This doesn't match with my experience renting cars. After connecting Bluetooth for calls, I am specifically prompted as to whether or not I want to share contacts or texts. Of course I always choose "No". If you choose "Yes" to the question about sharing contacts and texts, it seems hard to complain that the car stores your contacts and texts.
Basically, the lawsuit found that this is exactly the same concept as syncing your phone's messages to your laptop or a personal device like that, all on local storage. The fact that the car doesn't protect the data isn't all that alarming: plenty of people have unprotected data sitting on their laptops and flash drives. Again, this isn't cloud storage or Internet-connected services here, this is old world Bluetooth phone calls and texts infotainment.
> The class-action complaint contended that "text message and call log data copied onto the vehicle can be, and is, transmitted to users of Berla's equipment without requiring any kind of password, biometric, or other security measure." The complaint pointed to a 2017 CyberScoop report that quoted Berla CEO and founder Ben LeMere as saying his firm was working with carmakers to educate them on securing private data, but only "when it's part of an agreement that they will allow law enforcement in."
> A Ford court filing said that making a vehicle containing an infotainment system does not create liability under the state law "any more than selling computers and smartphones to purchasers who make and record calls and store texts on their devices. Any recording in this case was done by Plaintiffs, or by the system itself, which resides in a vehicle they own or use."
https://android.googlesource.com/platform/packages/apps/Sett...
The prompt is relatively new for iPhones though.
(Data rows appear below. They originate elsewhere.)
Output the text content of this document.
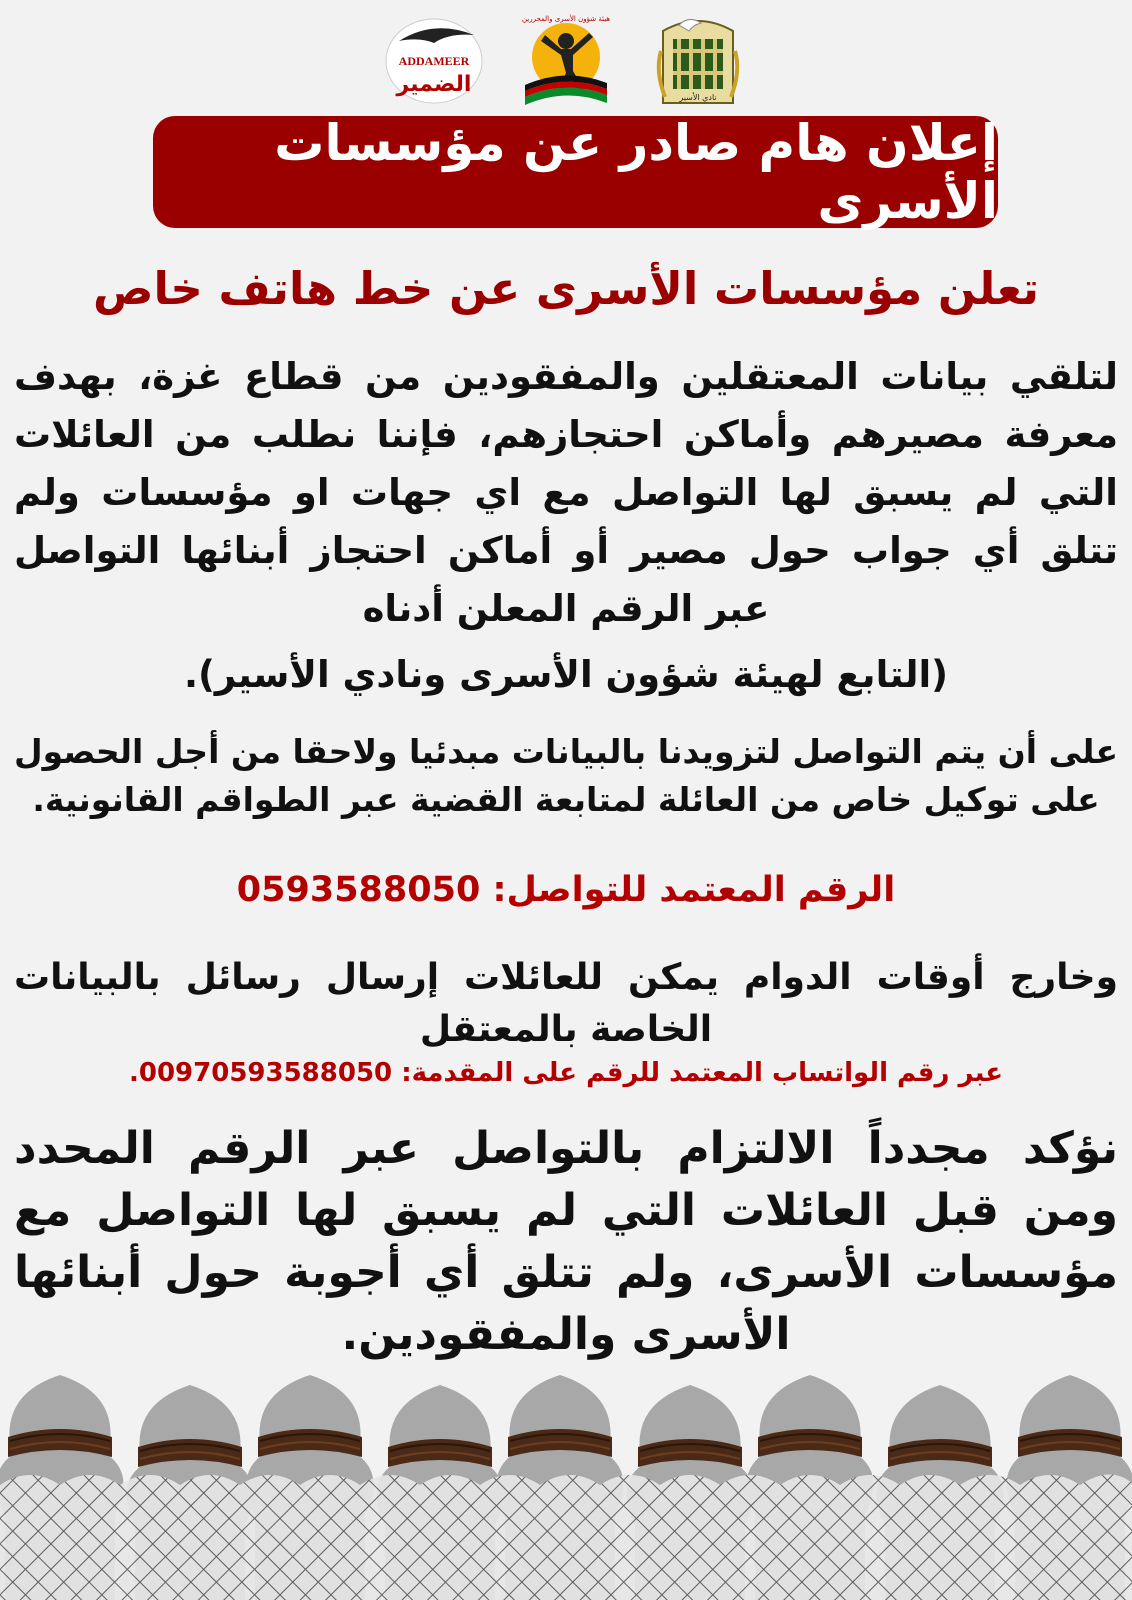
ADDAMEER
الضمير
هيئة شؤون الأسرى والمحررين
نادي الأسير
إعلان هام صادر عن مؤسسات الأسرى
تعلن مؤسسات الأسرى عن خط هاتف خاص

لتلقي بيانات المعتقلين والمفقودين من قطاع غزة، بهدف معرفة مصيرهم وأماكن احتجازهم، فإننا نطلب من العائلات التي لم يسبق لها التواصل مع اي جهات او مؤسسات ولم تتلق أي جواب حول مصير أو أماكن احتجاز أبنائها التواصل عبر الرقم المعلن أدناه
(التابع لهيئة شؤون الأسرى ونادي الأسير).

على أن يتم التواصل لتزويدنا بالبيانات مبدئيا ولاحقا من أجل الحصول على توكيل خاص من العائلة لمتابعة القضية عبر الطواقم القانونية.

الرقم المعتمد للتواصل: 0593588050

وخارج أوقات الدوام يمكن للعائلات إرسال رسائل بالبيانات الخاصة بالمعتقل

عبر رقم الواتساب المعتمد للرقم على المقدمة: 00970593588050.

نؤكد مجدداً الالتزام بالتواصل عبر الرقم المحدد ومن قبل العائلات التي لم يسبق لها التواصل مع مؤسسات الأسرى، ولم تتلق أي أجوبة حول أبنائها الأسرى والمفقودين.
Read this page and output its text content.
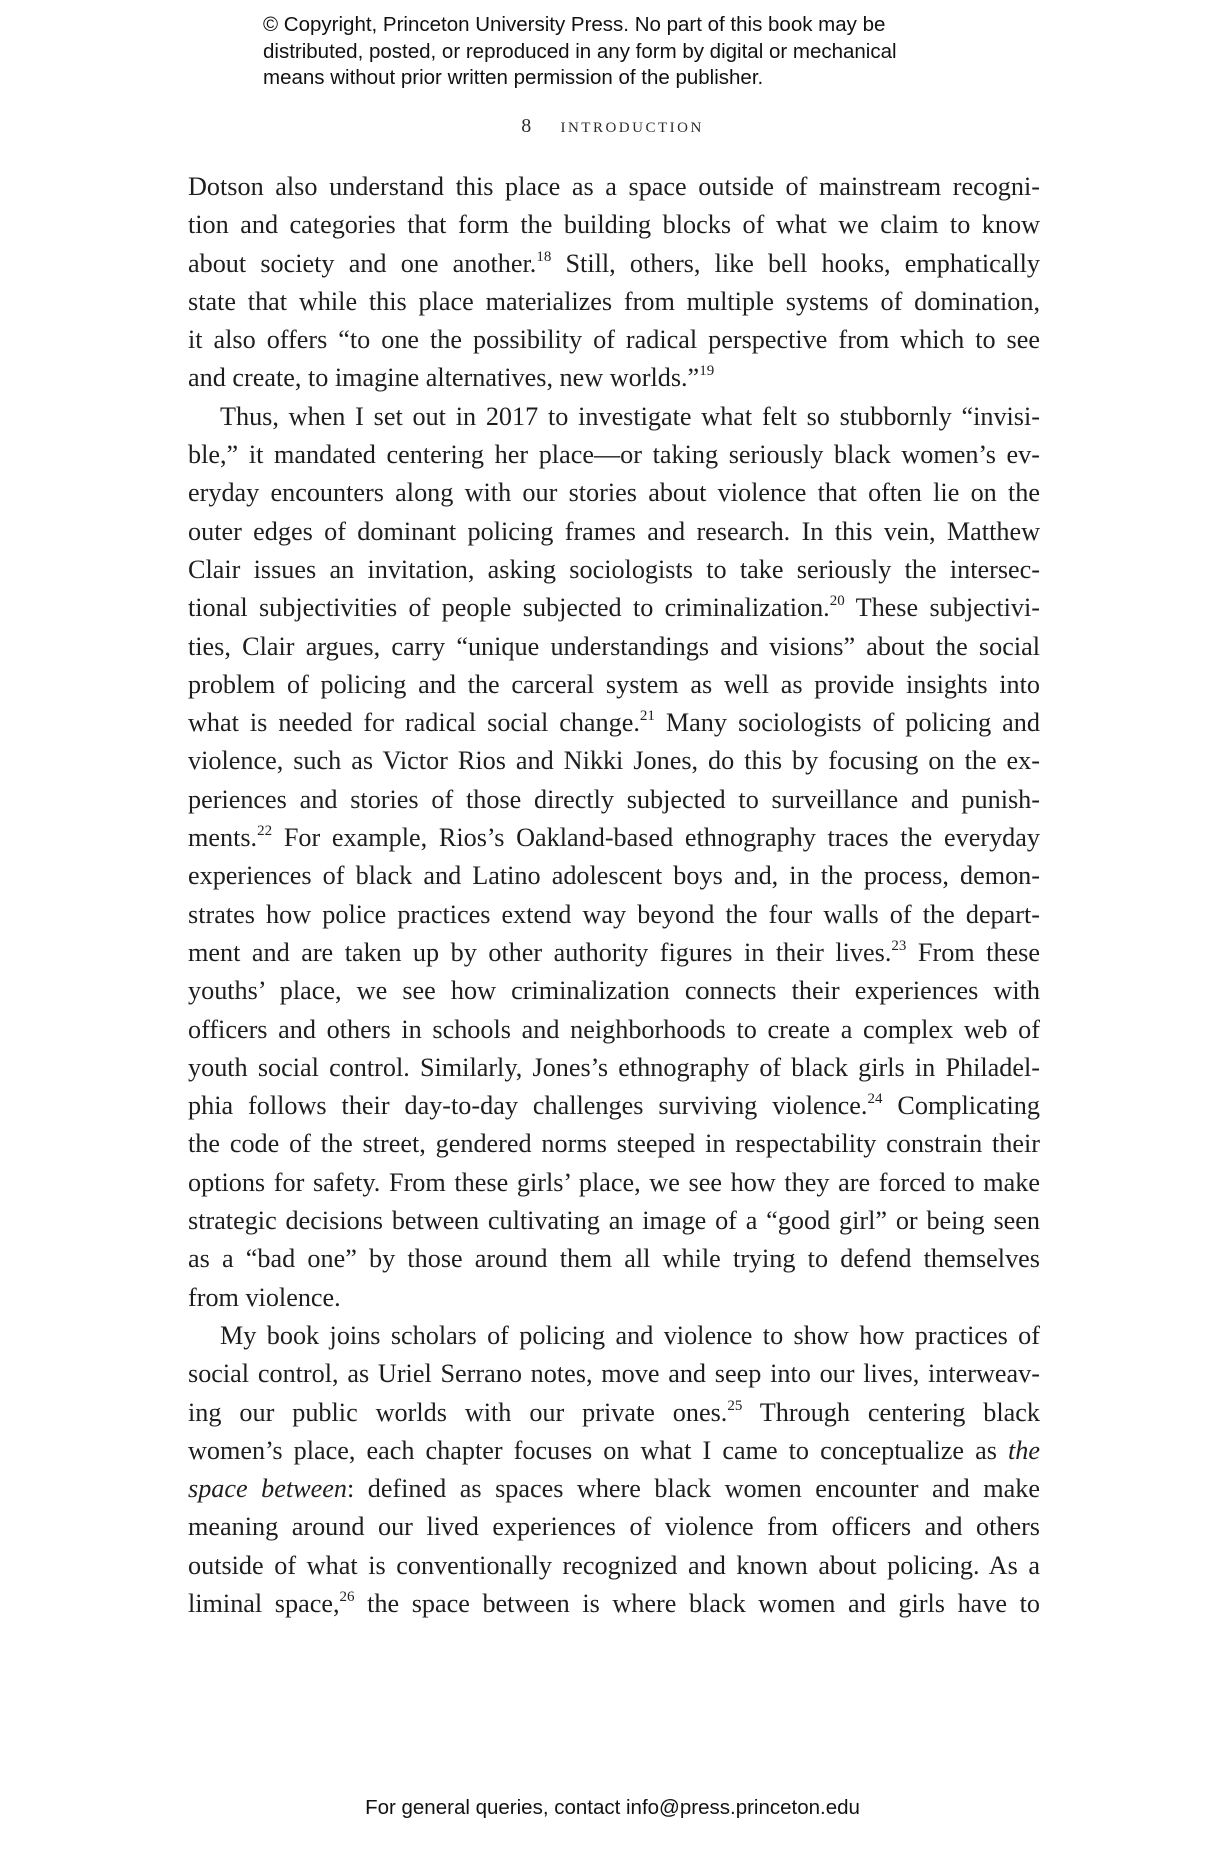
© Copyright, Princeton University Press. No part of this book may be
distributed, posted, or reproduced in any form by digital or mechanical
means without prior written permission of the publisher.
8 introduction
Dotson also understand this place as a space outside of mainstream recogni-
tion and categories that form the building blocks of what we claim to know
about society and one another.$^{18}$ Still, others, like bell hooks, emphatically
state that while this place materializes from multiple systems of domination,
it also offers “to one the possibility of radical perspective from which to see
and create, to imagine alternatives, new worlds.”$^{19}$
Thus, when I set out in 2017 to investigate what felt so stubbornly “invisi-
ble,” it mandated centering her place—or taking seriously black women’s ev-
eryday encounters along with our stories about violence that often lie on the
outer edges of dominant policing frames and research. In this vein, Matthew
Clair issues an invitation, asking sociologists to take seriously the intersec-
tional subjectivities of people subjected to criminalization.$^{20}$ These subjectivi-
ties, Clair argues, carry “unique understandings and visions” about the social
problem of policing and the carceral system as well as provide insights into
what is needed for radical social change.$^{21}$ Many sociologists of policing and
violence, such as Victor Rios and Nikki Jones, do this by focusing on the ex-
periences and stories of those directly subjected to surveillance and punish-
ments.$^{22}$ For example, Rios’s Oakland-based ethnography traces the everyday
experiences of black and Latino adolescent boys and, in the process, demon-
strates how police practices extend way beyond the four walls of the depart-
ment and are taken up by other authority figures in their lives.$^{23}$ From these
youths’ place, we see how criminalization connects their experiences with
officers and others in schools and neighborhoods to create a complex web of
youth social control. Similarly, Jones’s ethnography of black girls in Philadel-
phia follows their day-to-day challenges surviving violence.$^{24}$ Complicating
the code of the street, gendered norms steeped in respectability constrain their
options for safety. From these girls’ place, we see how they are forced to make
strategic decisions between cultivating an image of a “good girl” or being seen
as a “bad one” by those around them all while trying to defend themselves
from violence.
My book joins scholars of policing and violence to show how practices of
social control, as Uriel Serrano notes, move and seep into our lives, interweav-
ing our public worlds with our private ones.$^{25}$ Through centering black
women’s place, each chapter focuses on what I came to conceptualize as the
space between: defined as spaces where black women encounter and make
meaning around our lived experiences of violence from officers and others
outside of what is conventionally recognized and known about policing. As a
liminal space,$^{26}$ the space between is where black women and girls have to
For general queries, contact info@press.princeton.edu
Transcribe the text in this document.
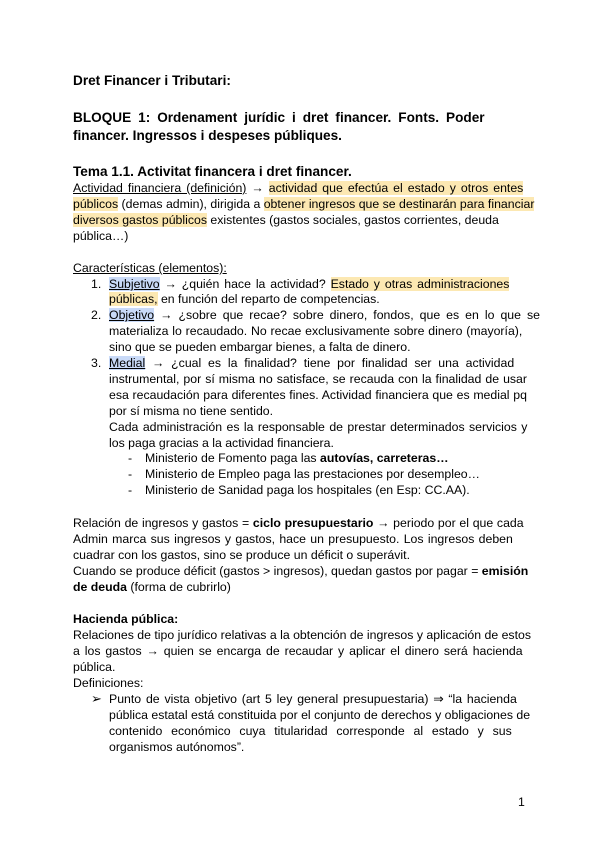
Dret Financer i Tributari:
BLOQUE 1: Ordenament jurídic i dret financer. Fonts. Poder
financer. Ingressos i despeses públiques.
Tema 1.1. Activitat financera i dret financer.
Actividad financiera (definición) → actividad que efectúa el estado y otros entes
públicos (demas admin), dirigida a obtener ingresos que se destinarán para financiar
diversos gastos públicos existentes (gastos sociales, gastos corrientes, deuda
pública…)
Características (elementos):
1. Subjetivo → ¿quién hace la actividad? Estado y otras administraciones
públicas, en función del reparto de competencias.
2. Objetivo → ¿sobre que recae? sobre dinero, fondos, que es en lo que se
materializa lo recaudado. No recae exclusivamente sobre dinero (mayoría),
sino que se pueden embargar bienes, a falta de dinero.
3. Medial → ¿cual es la finalidad? tiene por finalidad ser una actividad
instrumental, por sí misma no satisface, se recauda con la finalidad de usar
esa recaudación para diferentes fines. Actividad financiera que es medial pq
por sí misma no tiene sentido.
Cada administración es la responsable de prestar determinados servicios y
los paga gracias a la actividad financiera.
- Ministerio de Fomento paga las autovías, carreteras…
- Ministerio de Empleo paga las prestaciones por desempleo…
- Ministerio de Sanidad paga los hospitales (en Esp: CC.AA).
Relación de ingresos y gastos = ciclo presupuestario → periodo por el que cada
Admin marca sus ingresos y gastos, hace un presupuesto. Los ingresos deben
cuadrar con los gastos, sino se produce un déficit o superávit.
Cuando se produce déficit (gastos > ingresos), quedan gastos por pagar = emisión
de deuda (forma de cubrirlo)
Hacienda pública:
Relaciones de tipo jurídico relativas a la obtención de ingresos y aplicación de estos
a los gastos → quien se encarga de recaudar y aplicar el dinero será hacienda
pública.
Definiciones:
➢ Punto de vista objetivo (art 5 ley general presupuestaria) ⇒ “la hacienda
pública estatal está constituida por el conjunto de derechos y obligaciones de
contenido económico cuya titularidad corresponde al estado y sus
organismos autónomos”.
1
I've had plenty of rental cars where Apple users' entire phonebooks had been uploaded to the car.
Corporations stealing data from the people - business.
Governments stealing data from corporations - national security.
People stealing data from corporations - copyright infringement.
People stealing data from governments - treason.
I hope that this isn't a situation where you have no control, -as that means most people, who don't know that cars do this- wouldn't be able to do a thing even once informed- and are vulnerable to data breaches, now and in the future as cars storing various data expands.